Ceux qui voudraient que nos existences et nos actions soient parfaites, pures, impeccables, sans défaut comme des horloges, des mécanismes de précisions, s’échinent à formater les consciences. Dans ces conditions la conscience se perd dans les automatismes. La vie humaine en perd son sens dans cette prétendue perfection. La vie tout court également. Le prédateur ne sait pas d’avance s’il va saisir sa proie. Le moindre organisme peut vivre ou mourir.
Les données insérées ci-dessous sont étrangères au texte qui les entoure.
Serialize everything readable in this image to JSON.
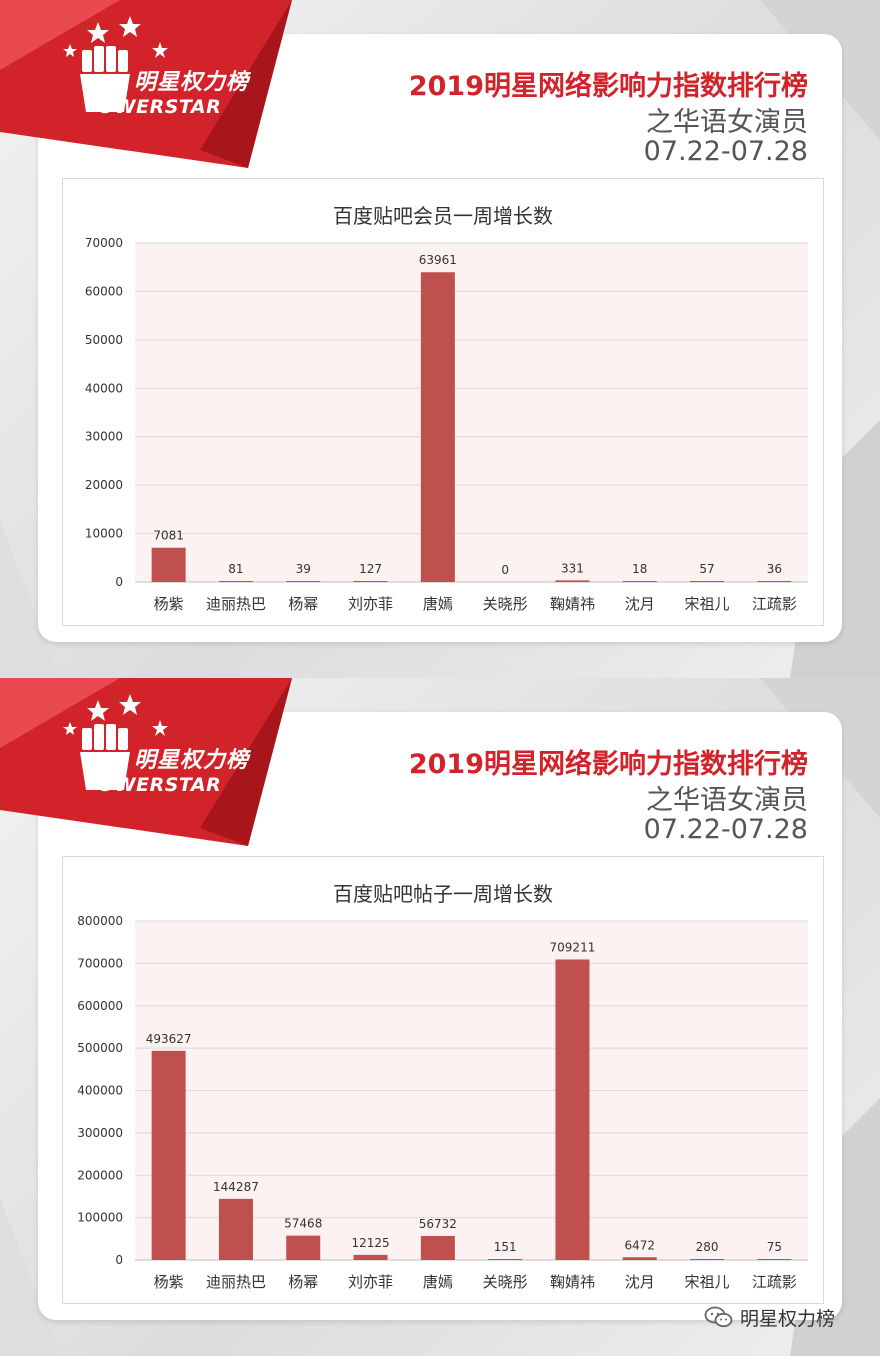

Rien n’est jamais joué avant que le jeu se fasse. La probabilité ne décide de rien. Cela ne veut pas dire que tout n’est qu’incertitudes. La question qui nous concerne avant tout, c’est notre humanité. Notre survie dans cet univers. Survie de l’âme humaine, de sa singularité, de son originalité créatrice, qui se perd ou se noie dans cette infernale domestication de l’homme réduit à l’esclavage. De même que l’animal. La vie la plus vivante est d’essence sauvage. Mais le sauvage n’est pas féroce, aspirant à la cruauté, à faire souffrir, tourmenter ou tarir, priver l’autre de sa vie.

Cher

Que cherches-tu, que fais-tu de tes jours et de tes efforts, que sais-tu de ce qui en sortira et ce qui te transforme ou te conduit à grandir, à accroître tes états de conscience ?
Détrompes-toi si tu penses que tout se vaut, que tout est vain, que le temps d’existence est inutile ou indifférent sauf celui de la bonne ou de la mauvaise fortune, que tout s’efface ou s’effacera, que les résultats aboutissent toujours au même, et qu’il n’y a rien à faire que se laisser écraser par la fatalité qui ferait de nous des ruines ou des cendres, comme si nos amours n’avaient aucun sens, n’étaient pas porteurs de lumière, de vie supérieure, détrompes-toi.
De vie supérieure et de pouvoirs. Au sens le plus élevé de créateur. Interroge toi sur le bien fondé du mal dont tu as à te délivrer.
L’intelligence peut être poison mortel, au même titre que l’imbécillité ou l’ignorance, la mauvaise foi ou la méchanceté. Évidemment, elle a un sens malgré sa toxicité, les souffrances qu’elle inflige. Cela nous oblige à aller chercher l’eau pure à la source si nous voulons vivre, si nous ne voulons pas être retenus otages indéfiniment des perversions de ceux qui se croient des esprits forts. Et s’avèrent assassins.
Face à l’emprise qui s’exerce sur nous et nos faiblesses, tout semble jouer contre nous, sans recours. Comme si nous ne pouvions qu’aboyer, ou pleurer. Et qu’il n’y aurait nulle consolation, nulle espérance. Nulle lumière au bout du chemin.